Our couvre-feu, however, is NOT a strict confinement. Schools and shops in the Paris area are (mostly) still open, but not restaurants, bars and cafés – except for limited takeaway services. Just off the Champs Elysées, traffic still flows past my Europa office but the pavements feel quiet. No waistcoated waiters from stylish brasseries serve creamy noisettes and no fresh fruits de mer are on ice outside elegant fish restaurants. Somehow central Paris has the subdued vibe of the city during a ‘normal’ month of August.
It all feels like time is standing still. Life without landmarks means Parisians are increasingly living in the present and neglecting to plan ahead. The familiar landmark of a mid-February winter sport holiday is being disrupted by ski-lifts remaining closed. In France, as elsewhere, the extraordinary is becoming the ordinary. Economic news here is certainly out of the ordinary. There were a record LOW number of company liquidations in 2020 – proof that the government’s chomage partiel scheme is very effective – as well as record creation of new businesses created (two-thirds were low value micro-entreprises doing home deliveries). Despite these curious silver linings to covid, many virus-fatigued Parisians suspect we are simply in the eye of an economic storm.
In his regular Thursday evening covid updates the prime minister, Jean Castex, treads the now-familiar political tightrope between controlling health risk and keeping the economy ticking. Given that France has a May 2022 election and a formidable track record in street protest, President Macron must be anxious when placid Northern Europeans riot in Rotterdam to protest curfew.
The first few weeks of the post-Brexit period are also feeling a little out of the ordinary. More than one in three covid cases in France is now the contagious variant anglais mutation of the virus, and this is certainly having a contagious effect on nationalist instincts. Just imagine the power of the reverse situation in post-Brexit UK. Nigel Farage could make a ‘French variant’ into the new ‘French Pox’ of 16th-century Britain (syphilis!).
The M&S Food store at Gare St Lazare has fallen victim to another English variant – le Brexit. As fresh food deliveries from outside the EU are pending complex paperwork, most of the 21 M&S stores in Paris are empty of stock and empty of customers.

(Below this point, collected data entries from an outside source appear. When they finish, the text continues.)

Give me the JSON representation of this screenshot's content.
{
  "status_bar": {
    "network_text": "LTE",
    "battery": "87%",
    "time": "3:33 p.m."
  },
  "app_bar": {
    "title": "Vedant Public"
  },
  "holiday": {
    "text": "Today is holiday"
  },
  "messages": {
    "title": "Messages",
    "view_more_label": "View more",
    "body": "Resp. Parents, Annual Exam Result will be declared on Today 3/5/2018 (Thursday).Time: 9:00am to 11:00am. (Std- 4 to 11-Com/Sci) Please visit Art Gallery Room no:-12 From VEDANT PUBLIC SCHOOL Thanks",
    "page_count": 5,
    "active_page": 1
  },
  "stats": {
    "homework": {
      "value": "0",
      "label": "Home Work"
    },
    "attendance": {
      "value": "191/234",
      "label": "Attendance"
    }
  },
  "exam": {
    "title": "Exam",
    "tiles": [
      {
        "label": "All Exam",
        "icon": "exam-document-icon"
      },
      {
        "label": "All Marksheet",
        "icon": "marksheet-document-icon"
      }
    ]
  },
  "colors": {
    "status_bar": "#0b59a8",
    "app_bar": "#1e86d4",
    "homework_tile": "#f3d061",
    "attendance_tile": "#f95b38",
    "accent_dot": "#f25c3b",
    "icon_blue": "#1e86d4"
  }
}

The few shoppers I saw there swooped on packets of sea-salt crisps, one of the few things for sale at M&S. The deserted little store looked and felt strangely like shops in Communist East Germany in the 1980s…

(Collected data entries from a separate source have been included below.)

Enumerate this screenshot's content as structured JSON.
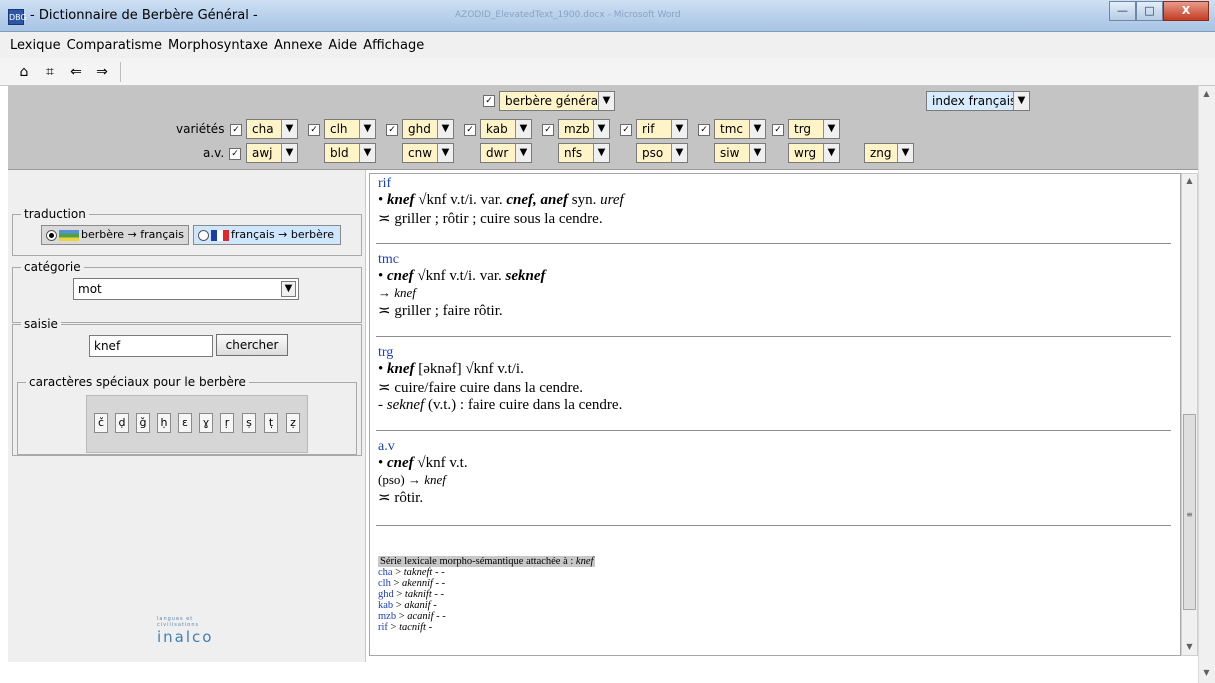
{
  "window": {
    "icon_text": "DBG",
    "title": "- Dictionnaire de Berbère Général -",
    "background_title": "AZODID_ElevatedText_1900.docx - Microsoft Word",
    "minimize": "—",
    "maximize": "□",
    "close": "X"
  },
  "menu": [
    "Lexique",
    "Comparatisme",
    "Morphosyntaxe",
    "Annexe",
    "Aide",
    "Affichage"
  ],
  "toolbar": {
    "home": "⌂",
    "grid": "⌗",
    "back": "⇐",
    "forward": "⇒"
  },
  "varieties_panel": {
    "main_check": "✓",
    "main_variety": "berbère général",
    "index": "index français",
    "varietes_label": "variétés",
    "av_label": "a.v.",
    "av_check": "✓",
    "varieties": [
      {
        "code": "cha",
        "checked": "✓"
      },
      {
        "code": "clh",
        "checked": "✓"
      },
      {
        "code": "ghd",
        "checked": "✓"
      },
      {
        "code": "kab",
        "checked": "✓"
      },
      {
        "code": "mzb",
        "checked": "✓"
      },
      {
        "code": "rif",
        "checked": "✓"
      },
      {
        "code": "tmc",
        "checked": "✓"
      },
      {
        "code": "trg",
        "checked": "✓"
      }
    ],
    "av_varieties": [
      "awj",
      "bld",
      "cnw",
      "dwr",
      "nfs",
      "pso",
      "siw",
      "wrg",
      "zng"
    ]
  },
  "left_panel": {
    "traduction_title": "traduction",
    "berber_to_french": "berbère → français",
    "french_to_berber": "français → berbère",
    "categorie_title": "catégorie",
    "categorie_value": "mot",
    "saisie_title": "saisie",
    "saisie_value": "knef",
    "search_button": "chercher",
    "chars_title": "caractères spéciaux pour le berbère",
    "special_chars": [
      "č",
      "ḍ",
      "ǧ",
      "ḥ",
      "ɛ",
      "ɣ",
      "ṛ",
      "ṣ",
      "ṭ",
      "ẓ"
    ],
    "logo_tagline": "langues et civilisations",
    "logo_text": "inalco"
  },
  "results": {
    "rif": {
      "label": "rif",
      "headword": "knef",
      "root": "√knf",
      "pos": "v.t/i.",
      "var_label": "var.",
      "variants": "cnef, anef",
      "syn_label": "syn.",
      "syn": "uref",
      "gloss_mark": "≍",
      "gloss": "griller ; rôtir ; cuire sous la cendre."
    },
    "tmc": {
      "label": "tmc",
      "headword": "cnef",
      "root": "√knf",
      "pos": "v.t/i.",
      "var_label": "var.",
      "variant": "seknef",
      "ref_arrow": "→",
      "ref": "knef",
      "gloss_mark": "≍",
      "gloss": "griller ; faire rôtir."
    },
    "trg": {
      "label": "trg",
      "headword": "knef",
      "pron": "[əknəf]",
      "root": "√knf",
      "pos": "v.t/i.",
      "gloss_mark": "≍",
      "gloss": "cuire/faire cuire dans la cendre.",
      "deriv_dash": "-",
      "deriv": "seknef",
      "deriv_pos": "(v.t.)",
      "deriv_gloss": ": faire cuire dans la cendre."
    },
    "av": {
      "label": "a.v",
      "headword": "cnef",
      "root": "√knf",
      "pos": "v.t.",
      "source": "(pso)",
      "ref_arrow": "→",
      "ref": "knef",
      "gloss_mark": "≍",
      "gloss": "rôtir."
    },
    "serie": {
      "title": "Série lexicale morpho-sémantique attachée à :",
      "title_word": "knef",
      "items": [
        {
          "variety": "cha",
          "word": "takneft",
          "tail": "- -"
        },
        {
          "variety": "clh",
          "word": "akennif",
          "tail": "- -"
        },
        {
          "variety": "ghd",
          "word": "taknift",
          "tail": "- -"
        },
        {
          "variety": "kab",
          "word": "akanif",
          "tail": "-"
        },
        {
          "variety": "mzb",
          "word": "acanif",
          "tail": "- -"
        },
        {
          "variety": "rif",
          "word": "tacnift",
          "tail": "-"
        }
      ]
    }
  },
  "scrollbars": {
    "up": "▲",
    "down": "▼",
    "grip": "≡"
  }
}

By contrast, the nearby Carrefour City supermarket trades briskly with shelves full of saucisson and sancerre. Many French food retailers have just logged record years, with much of the normal trade from closed restaurants and bars funnelling towards Intermarché supermarkets and Carrefour hypermarkets.
Of course, consuming food and drink in France is NOT a functional event. Food here is more about sharing an experience, and a working lunch in front of a screen was even made illegal in France’s code de travail. The concept of la commensalité – sharing food with others around a table – really matters in a country where no less than 80% of meals are taken with others. In this disrupted winter, however, food is simply more functional. The good news is that most people here are still eating and drinking remarkably well.